I am a student taking an introduction to the theory of computation course. We have been introduced the simple induction. I was wondering is it possible to define a predicate that is either true or false for $n$ but always true for $n + 1$ where $n \in\ \mathbb{N}$? In other words: $$\text{Is there a P(n) such that P(n)} \rightarrow \text{P(n + 1) is true?}$$
I know that the truth table for implication states that there are 3 cases where $P \rightarrow Q$ is true:
- P is true $\rightarrow$ Q is true $= \ true$
- P is false P is true $\rightarrow$ Q $= \ true$
- P is false P is true $\rightarrow$ Q $= \ true$
What predicates could even exist to describe these three cases?
For example if we let $$\text{P(n): n <= n + 1}$$ then obviously that would be always true but this only describe case 1. How do I describe the other two?
Thanks for your time!
Note that if such a predicate is true for some $n$, it must be true for all $m\ge n$, by induction.
Now either $P(n)$ holds for some $n$, or not.

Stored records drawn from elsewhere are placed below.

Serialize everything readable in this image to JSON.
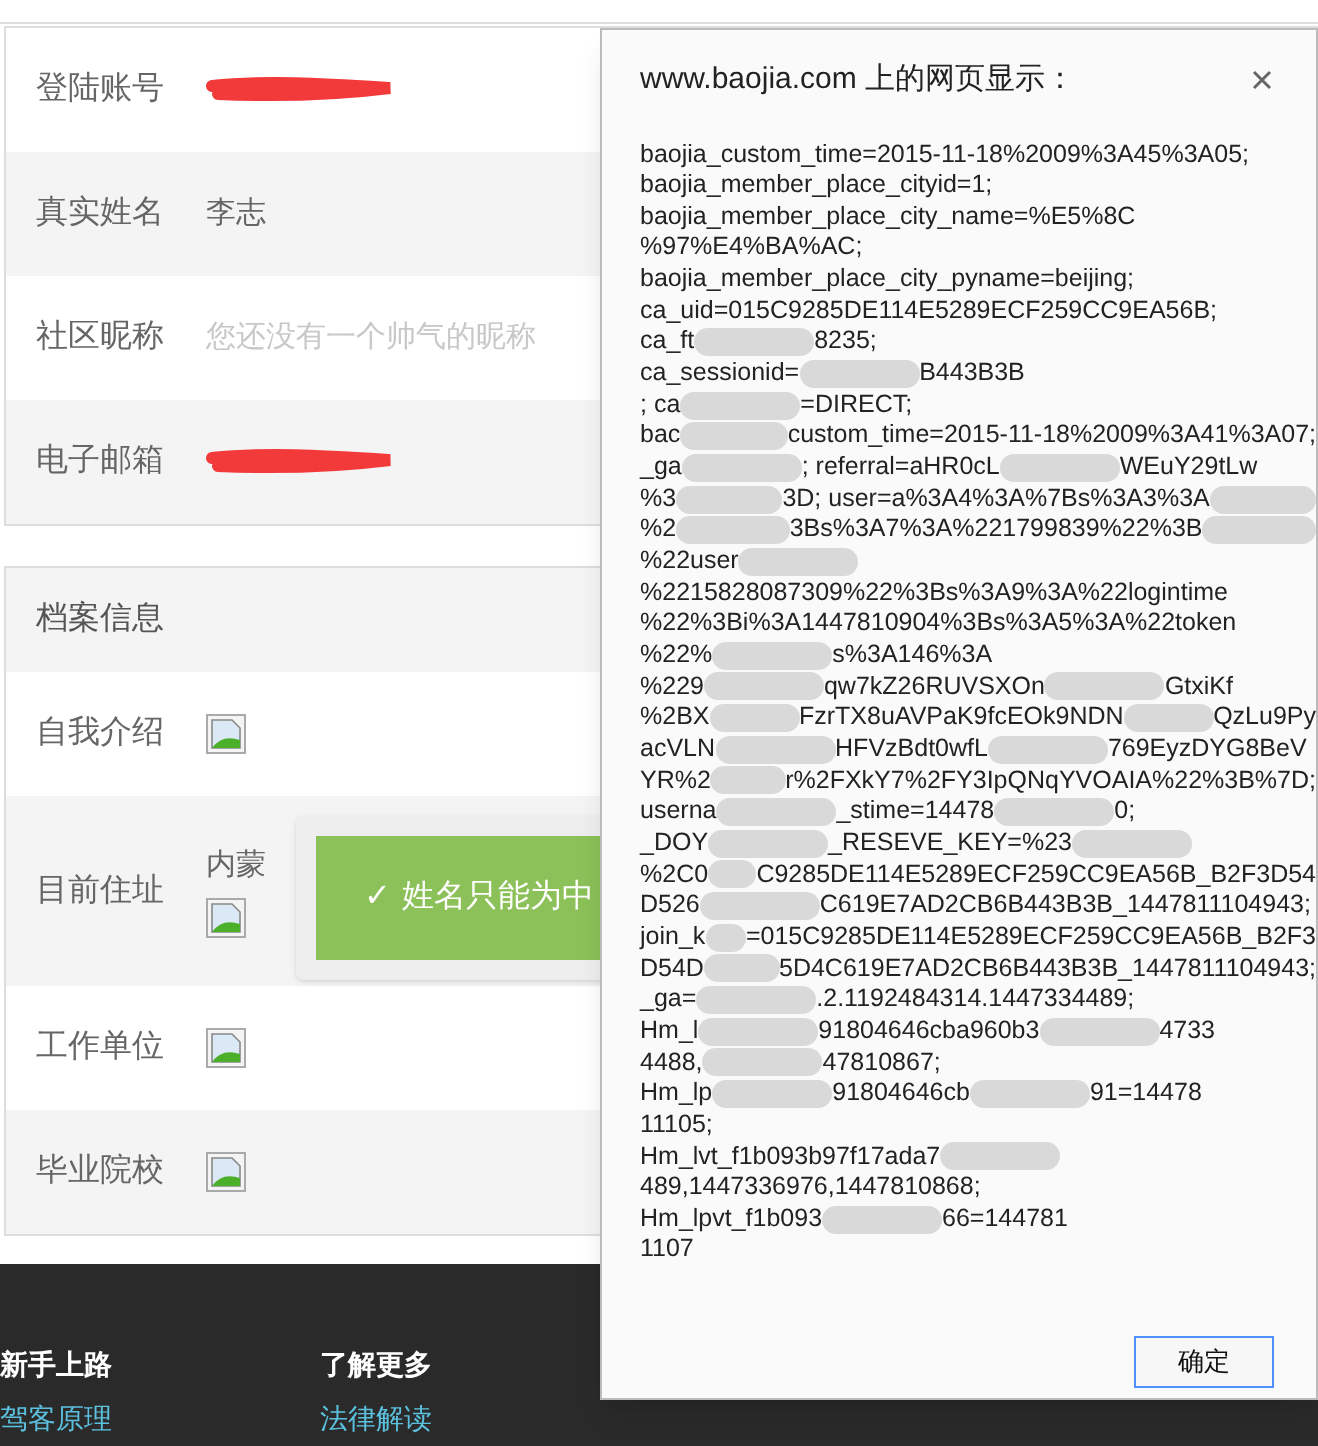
{
  "account_section": {
    "rows": [
      {
        "label": "登陆账号",
        "kind": "scribble"
      },
      {
        "label": "真实姓名",
        "kind": "text",
        "value": "李志"
      },
      {
        "label": "社区昵称",
        "kind": "hint",
        "value": "您还没有一个帅气的昵称"
      },
      {
        "label": "电子邮箱",
        "kind": "scribble"
      }
    ]
  },
  "archive_section": {
    "header": "档案信息",
    "rows": [
      {
        "label": "自我介绍",
        "kind": "image"
      },
      {
        "label": "目前住址",
        "kind": "address",
        "value": "内蒙"
      },
      {
        "label": "工作单位",
        "kind": "image"
      },
      {
        "label": "毕业院校",
        "kind": "image"
      }
    ]
  },
  "toast": {
    "icon": "✓",
    "text": "姓名只能为中"
  },
  "footer": {
    "columns": [
      {
        "heading": "新手上路",
        "link": "驾客原理"
      },
      {
        "heading": "了解更多",
        "link": "法律解读"
      }
    ]
  },
  "dialog": {
    "title": "www.baojia.com 上的网页显示：",
    "button": "确定",
    "lines": [
      [
        {
          "kind": "text",
          "text": "baojia_custom_time=2015-11-18%2009%3A45%3A05;"
        }
      ],
      [
        {
          "kind": "text",
          "text": "baojia_member_place_cityid=1;"
        }
      ],
      [
        {
          "kind": "text",
          "text": "baojia_member_place_city_name=%E5%8C"
        }
      ],
      [
        {
          "kind": "text",
          "text": "%97%E4%BA%AC;"
        }
      ],
      [
        {
          "kind": "text",
          "text": "baojia_member_place_city_pyname=beijing;"
        }
      ],
      [
        {
          "kind": "text",
          "text": "ca_uid=015C9285DE114E5289ECF259CC9EA56B;"
        }
      ],
      [
        {
          "kind": "text",
          "text": "ca_ft"
        },
        {
          "kind": "blur"
        },
        {
          "kind": "text",
          "text": "8235;"
        }
      ],
      [
        {
          "kind": "text",
          "text": "ca_sessionid="
        },
        {
          "kind": "blur"
        },
        {
          "kind": "text",
          "text": "B443B3B"
        }
      ],
      [
        {
          "kind": "text",
          "text": "; ca"
        },
        {
          "kind": "blur"
        },
        {
          "kind": "text",
          "text": "=DIRECT;"
        }
      ],
      [
        {
          "kind": "text",
          "text": "bac"
        },
        {
          "kind": "blur"
        },
        {
          "kind": "text",
          "text": "custom_time=2015-11-18%2009%3A41%3A07;"
        }
      ],
      [
        {
          "kind": "text",
          "text": "_ga"
        },
        {
          "kind": "blur"
        },
        {
          "kind": "text",
          "text": "; referral=aHR0cL"
        },
        {
          "kind": "blur"
        },
        {
          "kind": "text",
          "text": "WEuY29tLw"
        }
      ],
      [
        {
          "kind": "text",
          "text": "%3"
        },
        {
          "kind": "blur"
        },
        {
          "kind": "text",
          "text": "3D; user=a%3A4%3A%7Bs%3A3%3A"
        },
        {
          "kind": "blur"
        }
      ],
      [
        {
          "kind": "text",
          "text": "%2"
        },
        {
          "kind": "blur"
        },
        {
          "kind": "text",
          "text": "3Bs%3A7%3A%221799839%22%3B"
        },
        {
          "kind": "blur"
        }
      ],
      [
        {
          "kind": "text",
          "text": "%22user"
        },
        {
          "kind": "blur"
        }
      ],
      [
        {
          "kind": "text",
          "text": "%2215828087309%22%3Bs%3A9%3A%22logintime"
        }
      ],
      [
        {
          "kind": "text",
          "text": "%22%3Bi%3A1447810904%3Bs%3A5%3A%22token"
        }
      ],
      [
        {
          "kind": "text",
          "text": "%22%"
        },
        {
          "kind": "blur"
        },
        {
          "kind": "text",
          "text": "s%3A146%3A"
        }
      ],
      [
        {
          "kind": "text",
          "text": "%229"
        },
        {
          "kind": "blur"
        },
        {
          "kind": "text",
          "text": "qw7kZ26RUVSXOn"
        },
        {
          "kind": "blur"
        },
        {
          "kind": "text",
          "text": "GtxiKf"
        }
      ],
      [
        {
          "kind": "text",
          "text": "%2BX"
        },
        {
          "kind": "blur"
        },
        {
          "kind": "text",
          "text": "FzrTX8uAVPaK9fcEOk9NDN"
        },
        {
          "kind": "blur"
        },
        {
          "kind": "text",
          "text": "QzLu9Py"
        }
      ],
      [
        {
          "kind": "text",
          "text": "acVLN"
        },
        {
          "kind": "blur"
        },
        {
          "kind": "text",
          "text": "HFVzBdt0wfL"
        },
        {
          "kind": "blur"
        },
        {
          "kind": "text",
          "text": "769EyzDYG8BeV"
        }
      ],
      [
        {
          "kind": "text",
          "text": "YR%2"
        },
        {
          "kind": "blur"
        },
        {
          "kind": "text",
          "text": "r%2FXkY7%2FY3IpQNqYVOAIA%22%3B%7D;"
        }
      ],
      [
        {
          "kind": "text",
          "text": "userna"
        },
        {
          "kind": "blur"
        },
        {
          "kind": "text",
          "text": "_stime=14478"
        },
        {
          "kind": "blur"
        },
        {
          "kind": "text",
          "text": "0;"
        }
      ],
      [
        {
          "kind": "text",
          "text": "_DOY"
        },
        {
          "kind": "blur"
        },
        {
          "kind": "text",
          "text": "_RESEVE_KEY=%23"
        },
        {
          "kind": "blur"
        }
      ],
      [
        {
          "kind": "text",
          "text": "%2C0"
        },
        {
          "kind": "blur"
        },
        {
          "kind": "text",
          "text": "C9285DE114E5289ECF259CC9EA56B_B2F3D54"
        }
      ],
      [
        {
          "kind": "text",
          "text": "D526"
        },
        {
          "kind": "blur"
        },
        {
          "kind": "text",
          "text": "C619E7AD2CB6B443B3B_1447811104943;"
        }
      ],
      [
        {
          "kind": "text",
          "text": "join_k"
        },
        {
          "kind": "blur"
        },
        {
          "kind": "text",
          "text": "=015C9285DE114E5289ECF259CC9EA56B_B2F3"
        }
      ],
      [
        {
          "kind": "text",
          "text": "D54D"
        },
        {
          "kind": "blur"
        },
        {
          "kind": "text",
          "text": "5D4C619E7AD2CB6B443B3B_1447811104943;"
        }
      ],
      [
        {
          "kind": "text",
          "text": "_ga="
        },
        {
          "kind": "blur"
        },
        {
          "kind": "text",
          "text": ".2.1192484314.1447334489;"
        }
      ],
      [
        {
          "kind": "text",
          "text": "Hm_l"
        },
        {
          "kind": "blur"
        },
        {
          "kind": "text",
          "text": "91804646cba960b3"
        },
        {
          "kind": "blur"
        },
        {
          "kind": "text",
          "text": "4733"
        }
      ],
      [
        {
          "kind": "text",
          "text": "4488,"
        },
        {
          "kind": "blur"
        },
        {
          "kind": "text",
          "text": "47810867;"
        }
      ],
      [
        {
          "kind": "text",
          "text": "Hm_lp"
        },
        {
          "kind": "blur"
        },
        {
          "kind": "text",
          "text": "91804646cb"
        },
        {
          "kind": "blur"
        },
        {
          "kind": "text",
          "text": "91=14478"
        }
      ],
      [
        {
          "kind": "text",
          "text": "11105;"
        }
      ],
      [
        {
          "kind": "text",
          "text": "Hm_lvt_f1b093b97f17ada7"
        },
        {
          "kind": "blur"
        }
      ],
      [
        {
          "kind": "text",
          "text": "489,1447336976,1447810868;"
        }
      ],
      [
        {
          "kind": "text",
          "text": "Hm_lpvt_f1b093"
        },
        {
          "kind": "blur"
        },
        {
          "kind": "text",
          "text": "66=144781"
        }
      ],
      [
        {
          "kind": "text",
          "text": "1107"
        }
      ]
    ]
  }
}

If it does hold for some $n$, let $k$ be the smallest value of $n$ for which $P(n)$ holds. Then $P(n)$ is the predicate which is true precisely if $n \ge k$. (Note that the predicate that is true for all $n$ is included here as the case when $k=0$.)
The only other possibility is that $P(n)$ is false for all $n$.
These are the only predicates $P$ satisfying the desiderata: Either $P(n)$ is the predicate $n\ge k$ for some constant $k$, or $P(n)$ is the predicate that is always false.